To better understand why birds migrate the way they do, Thorup and his colleague tracked 38 cuckoos, shrikes, and nightingales from Southern Scandinavia to their destinations throughout Africa. On the eight cuckoos, they used radio telemetry tags, which could be tracked by orbiting satellites. And for the 18 shrikes and 12 nightingales, they used loggers that measure light levels. Using recorded information about sunrise and sunset on each day, the researchers could then calculate the bird's latitude and longitude.
These species weren't just important for the study because they migrate long distances—they also migrate alone. Many birds simply follow the leader, but these birds must make movement decisions by themselves. So, by comparing their migration routes with satellite-derived estimates of vegetation, Thorup could discern what features of the landscape the birds were using to guide their movements.

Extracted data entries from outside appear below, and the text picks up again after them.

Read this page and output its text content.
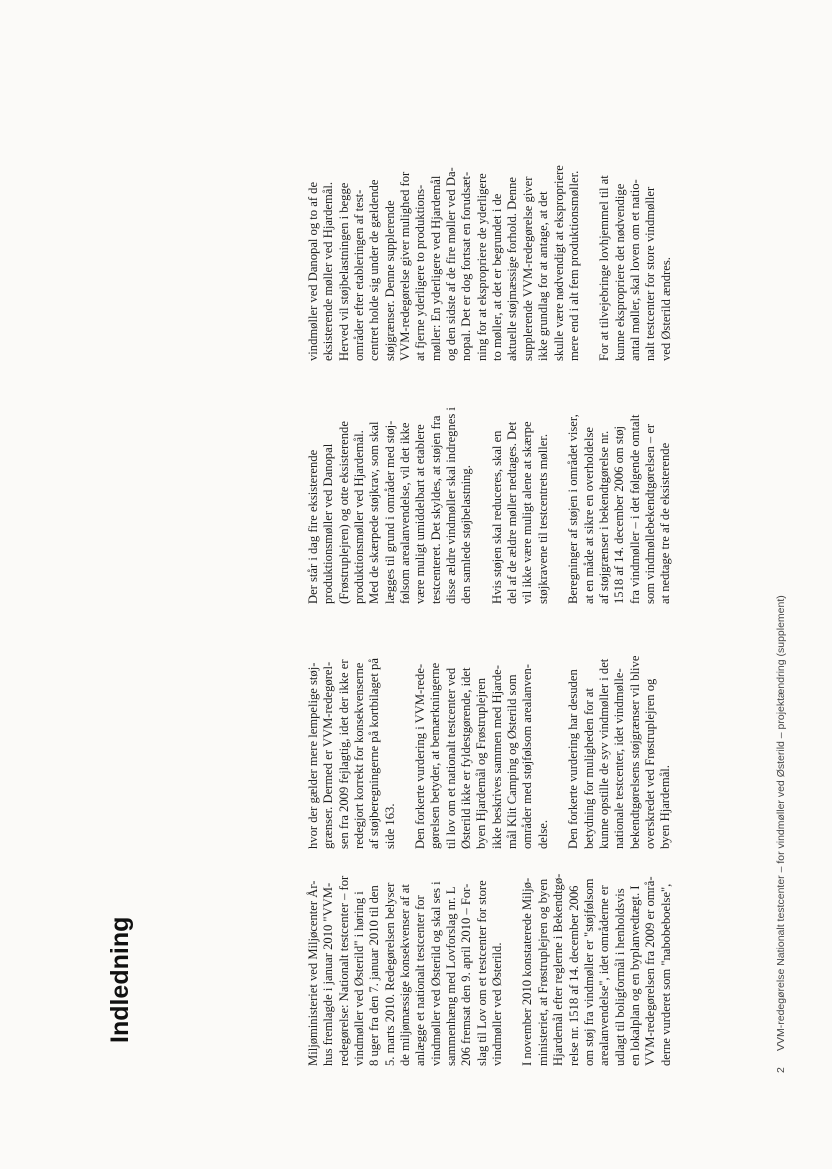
Indledning	Miljøministeriet ved Miljøcenter År- hus fremlagde i januar 2010 "VVM- redegørelse: Nationalt testcenter – for vindmøller ved Østerild" i høring i 8 uger fra den 7. januar 2010 til den 5. marts 2010. Redegørelsen belyser de miljømæssige konsekvenser af at anlægge et nationalt testcenter for vindmøller ved Østerild og skal ses i sammenhæng med Lovforslag nr. L 206 fremsat den 9. april 2010 – For- slag til Lov om et testcenter for store vindmøller ved Østerild. I november 2010 konstaterede Miljø- ministeriet, at Frøstruplejren og byen Hjardemål efter reglerne i Bekendtgø- relse nr. 1518 af 14. december 2006 om støj fra vindmøller er "støjfølsom arealanvendelse", idet områderne er udlagt til boligformål i henholdsvis en lokalplan og en byplanvedtægt. I VVM-redegørelsen fra 2009 er områ- derne vurderet som "nabobeboelse",

hvor der gælder mere lempelige støj- grænser. Dermed er VVM-redegørel- sen fra 2009 fejlagtig, idet der ikke er redegjort korrekt for konsekvenserne af støjberegningerne på kortbilaget på side 163. Den forkerte vurdering i VVM-rede- gørelsen betyder, at bemærkningerne til lov om et nationalt testcenter ved Østerild ikke er fyldestgørende, idet byen Hjardemål og Frøstruplejren ikke beskrives sammen med Hjarde- mål Klit Camping og Østerild som områder med støjfølsom arealanven- delse. Den forkerte vurdering har desuden betydning for muligheden for at kunne opstille de syv vindmøller i det nationale testcenter, idet vindmølle- bekendtgørelsens støjgrænser vil blive overskredet ved Frøstruplejren og byen Hjardemål.

Der står i dag fire eksisterende produktionsmøller ved Danopal (Frøstruplejren) og otte eksisterende produktionsmøller ved Hjardemål. Med de skærpede støjkrav, som skal lægges til grund i områder med støj- følsom arealanvendelse, vil det ikke være muligt umiddelbart at etablere testcenteret. Det skyldes, at støjen fra disse ældre vindmøller skal indregnes i den samlede støjbelastning. Hvis støjen skal reduceres, skal en del af de ældre møller nedtages. Det vil ikke være muligt alene at skærpe støjkravene til testcentrets møller. Beregninger af støjen i området viser, at en måde at sikre en overholdelse af støjgrænser i bekendtgørelse nr. 1518 af 14. december 2006 om støj fra vindmøller – i det følgende omtalt som vindmøllebekendtgørelsen – er at nedtage tre af de eksisterende

vindmøller ved Danopal og to af de eksisterende møller ved Hjardemål. Herved vil støjbelastningen i begge områder efter etableringen af test- centret holde sig under de gældende støjgrænser. Denne supplerende VVM-redegørelse giver mulighed for at fjerne yderligere to produktions- møller: En yderligere ved Hjardemål og den sidste af de fire møller ved Da- nopal. Det er dog fortsat en forudsæt- ning for at ekspropriere de yderligere to møller, at det er begrundet i de aktuelle støjmæssige forhold. Denne supplerende VVM-redegørelse giver ikke grundlag for at antage, at det skulle være nødvendigt at ekspropriere mere end i alt fem produktionsmøller. For at tilvejebringe lovhjemmel til at kunne ekspropriere det nødvendige antal møller, skal loven om et natio- nalt testcenter for store vindmøller ved Østerild ændres.

2
VVM-redegørelse Nationalt testcenter – for vindmøller ved Østerild – projektændring (supplement)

As suspected, he found that during the autumn migration birds weren't simply sticking to a certain preferred climate. The birds selected their wintering sites based on local resources, and when those conditions changed, they found new foraging grounds nearby. But the birds used different strategies to do it. The results were published recently in the journal Science Advances.
According to the study, the cuckoos preferred wintering in places that had high vegetation density, or "greenness," all year long. Shrikes and nightingales wintered instead in spots with higher-than-average greenness only while they were present. Unlike the Cuckoos, they migrated to places with vegetation density that changed seasonally. The researchers say that the two strategies could be related to the birds' foraging preferences: Cuckoos eat insect larvae while nightingales gobble up smaller arthropods and shrikes prefer feasting on adult insects. Each of these invertebrates might be more likely to occur in areas of low or high vegetation seasonality, respectively.
As some of the most mobile animals on the planet, birds have different habitat requirements than terrestrial migrators. Wildlife corridors—tracts of land connecting habitats separated by human activity—are typically considered the domain of earthbound creatures. But birds require connectivity, too. It's just that their corridors might allow for patches of habitat separated by hundreds of miles.
A better understanding of such migratory preferences could help scientists and conservationists predict how birds will be affected by climate change. As Sub-Saharan Africa adjusts to warmer temperatures, these avian migrators may have trouble locating suitable sites for overwintering. "It's likely that climate change will mean that the distribution of seasonal resources will change, and there is a chance that this will disrupt bird migration," Thorup says. "In 80 or 100 years' time, things will look different from how they look now.”
Whether the birds would be able to react to these changes and choose new stopover or wintering sites is not known. Biologist Barbara Frei, a postdoc at the University of Ottawa, says that it isn't clear from the data whether the birds are actively selecting these sites or they simply have an innate preference for a certain sort of vegetation density. "We cannot say that the birds are selecting sites on the basis of their greenness, simply that there is a significant correlation between site greenness and the individuals' presence at specific times," she says. If the birds' innate migration decision-making strategies are flexible enough, however, then perhaps they could revise their travel routes should they ever need to.
In the meantime, Frei is excited by Thorup's research for other reasons. She'd like to see his methodology used for pinpointing areas where bird migration sites do not currently coincide with optimal habitats. "Are these ecological traps where birds simply must return, despite being unsuitable?" she says. For example, waterfowl stop each year in Central California to rest and refuel on their long journeys, but agricultural fields have replaced the wetlands they prefer. By finding these mismatched landscapes, ecologists could identify and restore critical sites for migratory birds as they make their way across the country or world.